Mais comme Cartman vous l’explique en fond : “Don’t worry this doesn’t affect the combat, just every other aspect of your life” (à traduire par “Ne t’inquiète pas ta couleur de peau ne va pas impacter la difficulté des combats, juste tout les autres aspects de ta vie”). Une façon pour le moins habile de critiquer le racisme systémique particulièrement important présent aux Etats-Unis sans pénaliser le joueur tout en restant dans l’esprit de la série.

Vous avez sûrement remarqué que jusqu’à maintenant, nous n’avons parlé quasiment exclusivement que d’une seule minorité ethnique : les personnes noires. Mais alors qu’en est-il des autres ethnies ? Eh bien, que ce soit pour les dési, les arabes ou encore les métis, le constat est bien moins réjouissant puisque ces ethnies-ci ne sont tout simplement pas ou très très peu représentées dans le jeu vidéo. Cette non-représentation a cependant une explication. 
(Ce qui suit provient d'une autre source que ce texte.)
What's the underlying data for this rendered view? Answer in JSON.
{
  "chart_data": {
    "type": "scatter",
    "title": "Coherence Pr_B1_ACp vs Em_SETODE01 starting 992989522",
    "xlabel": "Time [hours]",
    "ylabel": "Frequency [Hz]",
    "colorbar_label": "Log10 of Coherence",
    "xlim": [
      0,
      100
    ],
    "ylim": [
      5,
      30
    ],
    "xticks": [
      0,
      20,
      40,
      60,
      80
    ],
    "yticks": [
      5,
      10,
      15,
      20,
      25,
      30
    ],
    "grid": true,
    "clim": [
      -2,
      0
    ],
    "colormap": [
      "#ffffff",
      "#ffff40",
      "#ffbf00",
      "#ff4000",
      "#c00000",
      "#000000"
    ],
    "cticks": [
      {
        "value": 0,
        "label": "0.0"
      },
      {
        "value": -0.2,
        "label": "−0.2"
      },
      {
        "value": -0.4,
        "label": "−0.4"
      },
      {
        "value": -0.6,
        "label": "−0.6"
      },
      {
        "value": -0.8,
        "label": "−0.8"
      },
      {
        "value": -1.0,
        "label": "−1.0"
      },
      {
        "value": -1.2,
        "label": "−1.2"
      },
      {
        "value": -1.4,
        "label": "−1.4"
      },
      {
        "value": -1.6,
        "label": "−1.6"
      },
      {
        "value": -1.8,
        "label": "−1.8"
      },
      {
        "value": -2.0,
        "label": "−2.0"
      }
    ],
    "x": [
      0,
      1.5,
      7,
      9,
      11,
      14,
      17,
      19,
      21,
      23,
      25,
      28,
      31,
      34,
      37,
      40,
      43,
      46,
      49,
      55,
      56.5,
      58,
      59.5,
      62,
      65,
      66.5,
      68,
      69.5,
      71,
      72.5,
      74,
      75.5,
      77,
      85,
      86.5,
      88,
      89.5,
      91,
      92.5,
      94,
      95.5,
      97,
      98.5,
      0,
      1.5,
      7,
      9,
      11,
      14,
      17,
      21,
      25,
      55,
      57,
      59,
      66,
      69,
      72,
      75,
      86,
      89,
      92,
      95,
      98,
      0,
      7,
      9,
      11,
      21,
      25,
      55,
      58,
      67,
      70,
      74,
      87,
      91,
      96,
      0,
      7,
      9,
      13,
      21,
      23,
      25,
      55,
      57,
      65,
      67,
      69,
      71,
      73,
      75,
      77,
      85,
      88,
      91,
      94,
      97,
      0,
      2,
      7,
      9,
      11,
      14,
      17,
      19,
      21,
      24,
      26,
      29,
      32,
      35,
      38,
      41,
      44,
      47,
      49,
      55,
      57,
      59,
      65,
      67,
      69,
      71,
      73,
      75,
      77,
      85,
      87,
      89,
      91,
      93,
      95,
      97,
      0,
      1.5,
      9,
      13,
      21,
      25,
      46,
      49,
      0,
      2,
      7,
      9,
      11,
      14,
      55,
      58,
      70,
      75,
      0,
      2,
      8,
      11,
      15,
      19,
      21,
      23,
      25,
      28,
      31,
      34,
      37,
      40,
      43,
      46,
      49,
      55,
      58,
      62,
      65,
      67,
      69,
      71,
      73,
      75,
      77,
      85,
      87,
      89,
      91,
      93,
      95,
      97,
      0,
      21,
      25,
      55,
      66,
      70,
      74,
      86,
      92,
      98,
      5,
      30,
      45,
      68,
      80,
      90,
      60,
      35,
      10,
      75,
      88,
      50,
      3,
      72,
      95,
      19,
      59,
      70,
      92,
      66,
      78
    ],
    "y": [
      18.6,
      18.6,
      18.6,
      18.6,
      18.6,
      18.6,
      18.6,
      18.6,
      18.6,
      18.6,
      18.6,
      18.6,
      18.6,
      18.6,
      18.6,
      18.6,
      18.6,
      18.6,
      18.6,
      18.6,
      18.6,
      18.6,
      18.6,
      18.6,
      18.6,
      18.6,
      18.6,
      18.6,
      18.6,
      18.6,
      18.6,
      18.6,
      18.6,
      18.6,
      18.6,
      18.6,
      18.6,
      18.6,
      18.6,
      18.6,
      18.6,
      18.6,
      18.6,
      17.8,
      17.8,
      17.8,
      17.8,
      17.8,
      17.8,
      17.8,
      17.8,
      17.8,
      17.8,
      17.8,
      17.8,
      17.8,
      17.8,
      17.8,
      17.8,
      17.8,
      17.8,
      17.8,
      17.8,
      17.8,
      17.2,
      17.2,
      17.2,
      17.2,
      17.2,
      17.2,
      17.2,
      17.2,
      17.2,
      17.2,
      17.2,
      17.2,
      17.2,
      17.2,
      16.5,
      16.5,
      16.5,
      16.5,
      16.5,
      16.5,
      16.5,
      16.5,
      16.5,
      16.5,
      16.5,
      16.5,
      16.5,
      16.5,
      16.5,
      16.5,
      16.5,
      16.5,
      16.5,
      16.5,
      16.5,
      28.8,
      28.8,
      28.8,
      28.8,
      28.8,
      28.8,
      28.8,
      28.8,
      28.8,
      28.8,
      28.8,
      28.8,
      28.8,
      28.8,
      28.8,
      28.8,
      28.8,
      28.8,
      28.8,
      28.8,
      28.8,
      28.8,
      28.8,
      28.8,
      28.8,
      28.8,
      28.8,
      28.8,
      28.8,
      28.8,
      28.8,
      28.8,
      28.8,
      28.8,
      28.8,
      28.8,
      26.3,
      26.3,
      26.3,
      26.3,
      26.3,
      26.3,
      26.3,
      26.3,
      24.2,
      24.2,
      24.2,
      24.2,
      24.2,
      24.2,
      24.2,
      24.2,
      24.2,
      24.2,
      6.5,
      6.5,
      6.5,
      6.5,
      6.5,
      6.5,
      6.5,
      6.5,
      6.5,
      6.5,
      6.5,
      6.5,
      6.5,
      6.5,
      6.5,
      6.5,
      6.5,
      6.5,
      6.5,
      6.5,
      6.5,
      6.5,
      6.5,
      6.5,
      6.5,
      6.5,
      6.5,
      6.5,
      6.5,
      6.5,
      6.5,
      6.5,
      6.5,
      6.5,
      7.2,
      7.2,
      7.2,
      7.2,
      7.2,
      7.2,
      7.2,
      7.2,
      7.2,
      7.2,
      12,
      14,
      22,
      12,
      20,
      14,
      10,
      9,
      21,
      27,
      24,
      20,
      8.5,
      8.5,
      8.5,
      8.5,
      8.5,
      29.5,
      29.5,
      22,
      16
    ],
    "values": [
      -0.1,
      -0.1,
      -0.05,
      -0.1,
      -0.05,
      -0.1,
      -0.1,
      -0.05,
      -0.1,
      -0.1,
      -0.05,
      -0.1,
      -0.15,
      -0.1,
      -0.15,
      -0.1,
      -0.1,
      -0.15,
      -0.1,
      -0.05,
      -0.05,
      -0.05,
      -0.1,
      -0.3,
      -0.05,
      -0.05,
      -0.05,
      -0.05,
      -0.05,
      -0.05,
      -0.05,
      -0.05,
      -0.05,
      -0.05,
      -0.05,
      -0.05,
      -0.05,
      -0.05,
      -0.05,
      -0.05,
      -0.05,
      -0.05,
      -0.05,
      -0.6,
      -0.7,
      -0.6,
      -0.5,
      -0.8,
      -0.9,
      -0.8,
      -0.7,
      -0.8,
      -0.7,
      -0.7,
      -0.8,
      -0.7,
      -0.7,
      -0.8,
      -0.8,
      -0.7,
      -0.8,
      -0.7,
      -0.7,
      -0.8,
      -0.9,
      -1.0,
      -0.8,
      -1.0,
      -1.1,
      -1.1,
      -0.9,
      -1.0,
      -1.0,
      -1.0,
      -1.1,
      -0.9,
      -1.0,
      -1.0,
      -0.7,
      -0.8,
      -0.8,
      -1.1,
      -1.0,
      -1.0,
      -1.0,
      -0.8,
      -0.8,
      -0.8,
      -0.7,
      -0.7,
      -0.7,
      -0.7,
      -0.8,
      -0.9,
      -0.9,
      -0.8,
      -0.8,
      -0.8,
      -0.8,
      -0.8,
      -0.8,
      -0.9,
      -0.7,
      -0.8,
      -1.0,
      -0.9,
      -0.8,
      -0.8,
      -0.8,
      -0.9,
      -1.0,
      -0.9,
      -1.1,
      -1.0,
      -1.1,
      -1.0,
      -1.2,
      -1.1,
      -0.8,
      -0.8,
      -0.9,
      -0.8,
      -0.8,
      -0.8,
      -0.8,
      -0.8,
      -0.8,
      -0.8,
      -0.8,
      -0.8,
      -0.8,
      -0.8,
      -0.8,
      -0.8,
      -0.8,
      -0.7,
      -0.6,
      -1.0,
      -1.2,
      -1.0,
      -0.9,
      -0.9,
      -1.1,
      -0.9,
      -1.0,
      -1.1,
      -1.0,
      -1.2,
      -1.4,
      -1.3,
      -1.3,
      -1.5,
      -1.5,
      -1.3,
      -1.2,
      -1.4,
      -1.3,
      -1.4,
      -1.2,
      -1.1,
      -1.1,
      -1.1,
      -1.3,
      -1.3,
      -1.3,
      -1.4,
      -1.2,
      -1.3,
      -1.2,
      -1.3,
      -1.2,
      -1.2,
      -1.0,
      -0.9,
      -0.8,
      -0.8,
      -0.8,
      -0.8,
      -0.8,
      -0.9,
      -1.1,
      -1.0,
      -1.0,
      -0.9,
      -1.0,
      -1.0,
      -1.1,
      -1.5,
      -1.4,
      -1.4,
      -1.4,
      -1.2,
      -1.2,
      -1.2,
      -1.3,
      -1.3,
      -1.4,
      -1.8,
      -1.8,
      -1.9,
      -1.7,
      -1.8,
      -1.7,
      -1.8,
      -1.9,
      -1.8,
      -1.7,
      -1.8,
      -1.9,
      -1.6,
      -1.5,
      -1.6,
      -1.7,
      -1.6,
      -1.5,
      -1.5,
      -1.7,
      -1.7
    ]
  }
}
Un changement à venir pour des ethnies aujourd’hui mises sur le carreau 

Vous avez sûrement l’impression qu’on se répète beaucoup, et vous auriez sans doute raison d’avoir cette impression, mais il est nécessaire de répéter certains points essentiels. Il est impensable de parler de représentation dans le jeu vidéo sans expliquer pourquoi cette représentation est loin d’être parfaite. Et ici la raison est simple. Comme nous l’avons dit au début de cette partie, les jeux vidéos sont, comme tous produits culturels, fait par et pour la même catégorie de personnes.

Et en l’occurrence pour le jeu vidéo (et ce quand bien ce constat est naturellement amené à changer aussi bien pour le jeu vidéo occidental que pour le jeu vidéo de manière global), celui-ci est aujourd’hui en majorité fait en Occident par des personnes blanches pour des personnes blanches.

Cependant comme dit juste avant, ce constat est amené à changer et notamment pour 2 ethnies, les dési et les arabes.

Aujourd’hui dans le jeu vidéo, combien de personnes dési ou arabes pouvez-vous citer (en dehors d’assassin’s creed et de Prince of Persia pour cette dernière ethnie) ? Pour nous, à part des personnages de jeux de combats volontairement stéréotypés, aucune ne nous vient à l’esprit.

Mais cela va (très) bientôt changer pour une raison : l’arrivée en force des pays du Moyen-Orient et de l’Asie du Sud dans le marché du jeu vidéo.

Commençons par le Moyen-Orient avec un acteur phare, l’Arabie Saoudite.

Avec son fond d’investissement public (le PIF) et ses multiples filiales, la monarchie arabe dépense sans compter pour s’introduire avec force dans le marché vidéoludique. À titre d’exemple, le PIF possède aujourd’hui entre 5 et 10% de Nintendo, Take-Two, Capcom, Nexon, Embracer et d’autres à hauteur de plusieurs milliards de dollars en plus d’avoir racheté à hauteur de 96% l’éditeur SNK en 2021 et EA il y a de cela quelques mois en compagnie d’investisseurs étrangers.

Mais le PIF n’a pas seulement un pied dans le jeu vidéo par l’acquisition d’actions ! En effet avec sa filiale Savvy Games group, le PIF a un pied dans le développement de jeux vidéo (bien qu’aujourd’hui ce soit surtout des jeux mobiles à succès comme Stumble Guys ou encore Monopoly GO!) mais aussi et surtout dans l’esport. Avec l’organisation de la Esport World Cup chaque année à Riyad, le pays arabe compte bien arriver en force sur le marché et ce par toutes ces portes d’entrée.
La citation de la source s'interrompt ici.